Latvian diplomat and politician

Imants Viesturs Lieģis (born 30 April 1955) is a Latvian diplomat and politician. Since 2016, he has served as Latvia's ambassador extraordinary and plenipotentiary to France, as well as non-resident ambassador to Algeria, Morocco and Monaco.

He served as Latvia's defence minister from 2009 to 2010. Lieģis was appointed to the defence ministry post in March 2009, as part of the new six-party coalition government headed by Valdis Dombrovskis. In 2010, he joined the Civic Union party and was elected to the Parliament, he was Chairman of the European Affairs Committee and Chairman of Delegation to the NATO PA until October 2011.

He is a board member of the European Leadership Network.

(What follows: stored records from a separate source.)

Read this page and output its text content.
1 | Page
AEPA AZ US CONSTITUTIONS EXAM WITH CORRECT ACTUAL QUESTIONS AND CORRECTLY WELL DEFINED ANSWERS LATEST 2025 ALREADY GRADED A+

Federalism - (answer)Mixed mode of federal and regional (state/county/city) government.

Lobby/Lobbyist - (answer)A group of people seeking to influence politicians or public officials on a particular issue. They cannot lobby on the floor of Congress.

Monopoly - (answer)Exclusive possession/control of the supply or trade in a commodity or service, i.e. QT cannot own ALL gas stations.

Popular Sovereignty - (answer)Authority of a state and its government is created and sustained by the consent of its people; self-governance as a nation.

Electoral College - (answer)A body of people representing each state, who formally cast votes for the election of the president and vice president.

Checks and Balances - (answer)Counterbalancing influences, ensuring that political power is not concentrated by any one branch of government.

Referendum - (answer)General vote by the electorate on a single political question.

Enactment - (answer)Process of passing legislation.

A career diplomat, Lieģis served previously as Latvia's ambassador to NATO, a post to which he was appointed in 1997 while also serving as ambassador to the Benelux countries. Ambassador to the Kingdom of Spain from September 2008 to March 2009. Ambassador to Hungary from 2012 to 2016.

He was born in the United Kingdom. Trained in law, Lieģis worked as a solicitor in the Supreme Court of England and Wales from 1979 to 1991.

He is a Senior Network Member at the European Leadership Network (ELN).